Following Prime Minister Ariel Sharon's last-minute postponement of Gaza synagogue demolitions, Shas party leaders Eli Yishai and Rabbi Ovadia Yosef met with government members Friday morning in order to solidify opposition to the demolitions.

Prime Minister Ariel Sharon late Thursday night agreed to the last-minute delay of the demolition of Gaza synagogues, which was scheduled to begin Friday morning. Instead, Sharon agreed to postpone the demolition until after the government meets on Sunday morning.

Sharon agreed to the delay after Defense Minister Shaul Mofaz asked that the government be allowed to discuss the matter once again at Sunday's cabinet meeting.

Opponents of the demolition took advantage of the delay to consolidate support for leaving the synagogues standing.

Shas mentor Rabbi Ovadia Yosef spoke with Vice Premier Shimon Peres on Friday afternoon to try to convince him to vote against the destruction of the synagogues remaining in Gaza during Sunday's cabinet meeting.

The rabbi held a similar conversation with Defense Minister Shaul Mofaz, Army Radio reported.

Shas affiliates said that during his conversation with Mofaz, the rabbi burst into tears.

Meanwhile Shas leader Eli Yishai held meetings with other cabinet members. Yishai claimed that he had received assurances from Labor ministers Binyamin Ben-Eliezar and Shalom Simhon that they would oppose the synagogue demolitions in Sunday's vote.

President Moshe Katsav expressed on Friday his wish not to see the synagogues destroyed. He met with members of the central rabbinical committee, who enlisted his help to prevent the destruction, Israel Radio reported.

The rabbis said they had spoken to Palestinian religious leaders in Gaza, who vowed to secure the synagogues.

Rabbi Yehuda Deri, a committee member, said that he and the other rabbis would pass a rabbinical degree calling for prayer to stop the demolitions.

Education Minister Limor Livnat said, however, that the destruction of most of the synagogues was inevitable, but international recognition should be attained to safeguard the four largest places of worship.

Internal Security Minister Gideon Ezra also thought some synagogues could be destroyed, but he insisted that the Palestinian Authority should take charge of the remainder. "We should not do to ourselves what we don't want the non-Jews to do to us," Ezra explained.

Saeb Erekat, the chief Palestinian negotiator, urged Israel to demolish the synagogues, saying it would be unfair to put the Palestinians in a situation of "damned if we do, damned if we don't."

"We maintain the highest respect for Judaism. We don't want to be put in a situation that we are demolishing synagogues in front of the world, or some of our people may do something that we don't want them to do," Erekat said.

Interior Minister Ophir Paz-Pines on Friday asked Sharon not to accept Mofaz's request to hold additional discussions over the demolition of the synagogues.

Paz-Pines called upon the prime minister to instruct that the synagogues be demolished with no further talks.
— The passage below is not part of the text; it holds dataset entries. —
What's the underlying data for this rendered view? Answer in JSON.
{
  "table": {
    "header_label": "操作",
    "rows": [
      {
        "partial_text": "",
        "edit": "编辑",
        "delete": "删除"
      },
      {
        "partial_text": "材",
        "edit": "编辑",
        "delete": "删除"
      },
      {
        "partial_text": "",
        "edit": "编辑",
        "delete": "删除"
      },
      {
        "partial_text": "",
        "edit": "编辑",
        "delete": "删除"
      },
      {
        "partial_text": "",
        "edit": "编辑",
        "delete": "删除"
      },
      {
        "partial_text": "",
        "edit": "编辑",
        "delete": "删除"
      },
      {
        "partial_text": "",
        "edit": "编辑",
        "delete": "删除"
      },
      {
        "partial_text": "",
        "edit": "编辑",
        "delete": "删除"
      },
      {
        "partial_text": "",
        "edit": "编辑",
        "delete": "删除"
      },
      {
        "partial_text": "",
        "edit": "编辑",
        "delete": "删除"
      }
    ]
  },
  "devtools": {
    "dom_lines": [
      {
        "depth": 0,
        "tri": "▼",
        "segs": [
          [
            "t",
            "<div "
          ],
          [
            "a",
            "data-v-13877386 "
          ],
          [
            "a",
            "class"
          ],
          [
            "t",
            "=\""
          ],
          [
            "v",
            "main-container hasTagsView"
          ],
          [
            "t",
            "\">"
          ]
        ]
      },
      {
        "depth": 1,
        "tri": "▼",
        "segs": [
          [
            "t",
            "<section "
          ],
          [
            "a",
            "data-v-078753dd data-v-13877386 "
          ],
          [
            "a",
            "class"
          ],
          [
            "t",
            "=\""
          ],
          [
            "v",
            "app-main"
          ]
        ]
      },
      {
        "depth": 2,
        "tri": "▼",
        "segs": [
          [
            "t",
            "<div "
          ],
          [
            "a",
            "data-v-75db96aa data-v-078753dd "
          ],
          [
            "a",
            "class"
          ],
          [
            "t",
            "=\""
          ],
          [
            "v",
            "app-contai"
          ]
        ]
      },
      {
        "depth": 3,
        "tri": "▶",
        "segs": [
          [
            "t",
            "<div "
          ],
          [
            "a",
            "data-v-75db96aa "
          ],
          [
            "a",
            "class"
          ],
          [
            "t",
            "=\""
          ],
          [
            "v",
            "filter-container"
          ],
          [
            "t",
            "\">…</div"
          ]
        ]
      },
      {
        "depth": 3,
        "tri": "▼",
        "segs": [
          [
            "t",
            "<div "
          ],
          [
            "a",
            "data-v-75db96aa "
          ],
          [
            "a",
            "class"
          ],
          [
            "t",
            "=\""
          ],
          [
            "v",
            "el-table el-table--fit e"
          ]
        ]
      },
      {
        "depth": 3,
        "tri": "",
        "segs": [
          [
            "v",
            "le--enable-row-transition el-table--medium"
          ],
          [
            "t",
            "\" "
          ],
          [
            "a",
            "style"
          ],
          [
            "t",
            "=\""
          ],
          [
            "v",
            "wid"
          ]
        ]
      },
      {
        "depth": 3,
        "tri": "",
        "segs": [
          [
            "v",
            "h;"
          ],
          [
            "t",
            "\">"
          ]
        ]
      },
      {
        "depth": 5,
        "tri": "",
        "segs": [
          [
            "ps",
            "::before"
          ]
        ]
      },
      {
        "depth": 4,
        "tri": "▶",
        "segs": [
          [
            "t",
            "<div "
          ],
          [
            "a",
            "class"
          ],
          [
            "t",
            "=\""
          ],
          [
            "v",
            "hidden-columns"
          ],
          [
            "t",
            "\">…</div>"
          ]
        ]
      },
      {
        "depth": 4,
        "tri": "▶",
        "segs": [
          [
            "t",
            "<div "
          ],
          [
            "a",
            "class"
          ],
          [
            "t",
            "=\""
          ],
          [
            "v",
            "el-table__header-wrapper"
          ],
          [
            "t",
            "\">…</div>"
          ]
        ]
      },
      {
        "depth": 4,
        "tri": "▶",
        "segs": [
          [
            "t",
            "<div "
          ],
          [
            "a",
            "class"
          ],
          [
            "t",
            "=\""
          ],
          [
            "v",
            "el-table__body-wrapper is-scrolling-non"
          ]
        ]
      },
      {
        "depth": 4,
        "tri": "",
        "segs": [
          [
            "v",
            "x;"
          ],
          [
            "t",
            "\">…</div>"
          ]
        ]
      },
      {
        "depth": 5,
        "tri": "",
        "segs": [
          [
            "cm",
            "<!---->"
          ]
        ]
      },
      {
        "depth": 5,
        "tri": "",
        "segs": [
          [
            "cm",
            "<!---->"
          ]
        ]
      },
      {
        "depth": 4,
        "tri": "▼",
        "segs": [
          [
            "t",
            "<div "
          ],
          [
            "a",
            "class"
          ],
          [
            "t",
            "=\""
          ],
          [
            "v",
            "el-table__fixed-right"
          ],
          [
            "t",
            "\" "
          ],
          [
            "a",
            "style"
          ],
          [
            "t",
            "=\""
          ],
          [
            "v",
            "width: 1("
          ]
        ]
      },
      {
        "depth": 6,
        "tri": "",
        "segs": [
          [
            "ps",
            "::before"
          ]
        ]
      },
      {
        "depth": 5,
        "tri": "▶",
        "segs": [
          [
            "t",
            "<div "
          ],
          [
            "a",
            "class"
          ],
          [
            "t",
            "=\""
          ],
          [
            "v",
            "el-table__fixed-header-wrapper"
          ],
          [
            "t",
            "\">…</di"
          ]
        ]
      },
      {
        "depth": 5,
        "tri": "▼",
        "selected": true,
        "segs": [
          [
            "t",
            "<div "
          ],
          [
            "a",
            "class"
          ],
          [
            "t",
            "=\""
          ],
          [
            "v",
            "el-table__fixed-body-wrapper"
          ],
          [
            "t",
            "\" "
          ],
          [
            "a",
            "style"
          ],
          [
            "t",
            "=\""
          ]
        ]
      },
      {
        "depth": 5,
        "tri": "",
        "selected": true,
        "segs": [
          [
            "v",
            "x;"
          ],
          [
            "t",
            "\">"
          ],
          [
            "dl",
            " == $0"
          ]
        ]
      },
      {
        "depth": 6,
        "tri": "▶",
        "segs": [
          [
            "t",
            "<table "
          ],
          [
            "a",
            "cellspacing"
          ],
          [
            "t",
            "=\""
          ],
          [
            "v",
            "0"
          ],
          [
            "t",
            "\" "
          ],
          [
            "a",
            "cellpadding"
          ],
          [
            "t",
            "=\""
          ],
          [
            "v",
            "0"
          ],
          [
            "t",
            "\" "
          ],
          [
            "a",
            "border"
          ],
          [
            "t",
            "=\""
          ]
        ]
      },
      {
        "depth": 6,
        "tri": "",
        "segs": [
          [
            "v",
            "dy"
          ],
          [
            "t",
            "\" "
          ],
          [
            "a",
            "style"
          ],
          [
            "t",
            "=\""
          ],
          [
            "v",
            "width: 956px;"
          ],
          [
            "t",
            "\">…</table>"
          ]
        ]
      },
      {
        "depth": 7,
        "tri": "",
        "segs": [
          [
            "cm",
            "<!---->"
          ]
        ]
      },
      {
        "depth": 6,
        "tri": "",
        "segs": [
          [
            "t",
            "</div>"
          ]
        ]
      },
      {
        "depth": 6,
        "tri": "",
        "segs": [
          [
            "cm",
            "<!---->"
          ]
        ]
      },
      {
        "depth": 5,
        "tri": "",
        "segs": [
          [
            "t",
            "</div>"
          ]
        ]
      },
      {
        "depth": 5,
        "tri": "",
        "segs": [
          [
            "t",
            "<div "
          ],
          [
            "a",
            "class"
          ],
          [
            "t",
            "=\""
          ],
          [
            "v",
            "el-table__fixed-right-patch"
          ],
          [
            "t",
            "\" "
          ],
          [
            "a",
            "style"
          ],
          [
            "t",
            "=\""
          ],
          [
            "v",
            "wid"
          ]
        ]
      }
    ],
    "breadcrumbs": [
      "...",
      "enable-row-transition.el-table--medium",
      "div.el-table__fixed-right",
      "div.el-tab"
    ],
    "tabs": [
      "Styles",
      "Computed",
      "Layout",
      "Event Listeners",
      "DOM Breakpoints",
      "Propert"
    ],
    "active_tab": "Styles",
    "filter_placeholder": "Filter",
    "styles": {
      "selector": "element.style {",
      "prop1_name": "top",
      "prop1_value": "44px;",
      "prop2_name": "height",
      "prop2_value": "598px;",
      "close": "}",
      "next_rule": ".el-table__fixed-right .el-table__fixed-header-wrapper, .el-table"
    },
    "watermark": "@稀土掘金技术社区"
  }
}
Mofaz told Army Radio on Friday morning that if the government decided to destroy the synagogues, it would delay the army's evacuation of Gaza by another full day – until Tuesday.

Mofaz also said that the synagogues "would remain on their hilltops." The defense minister expanded, saying that the Palestinians would be asked to secure the synagogues; even though they refused the request, it would still be preferable that the destruction of synagogues in the Gaza Strip be conducted by Palestinians than by IDF soldiers.

On Thursday, the High Court of Justice rejected in a four-to-three vote the request of petitioners to hold a new hearing on their petition against demolishing the synagogues left behind in the Gaza Strip. The court gave the government the green light to demolish those that could not be dismantled.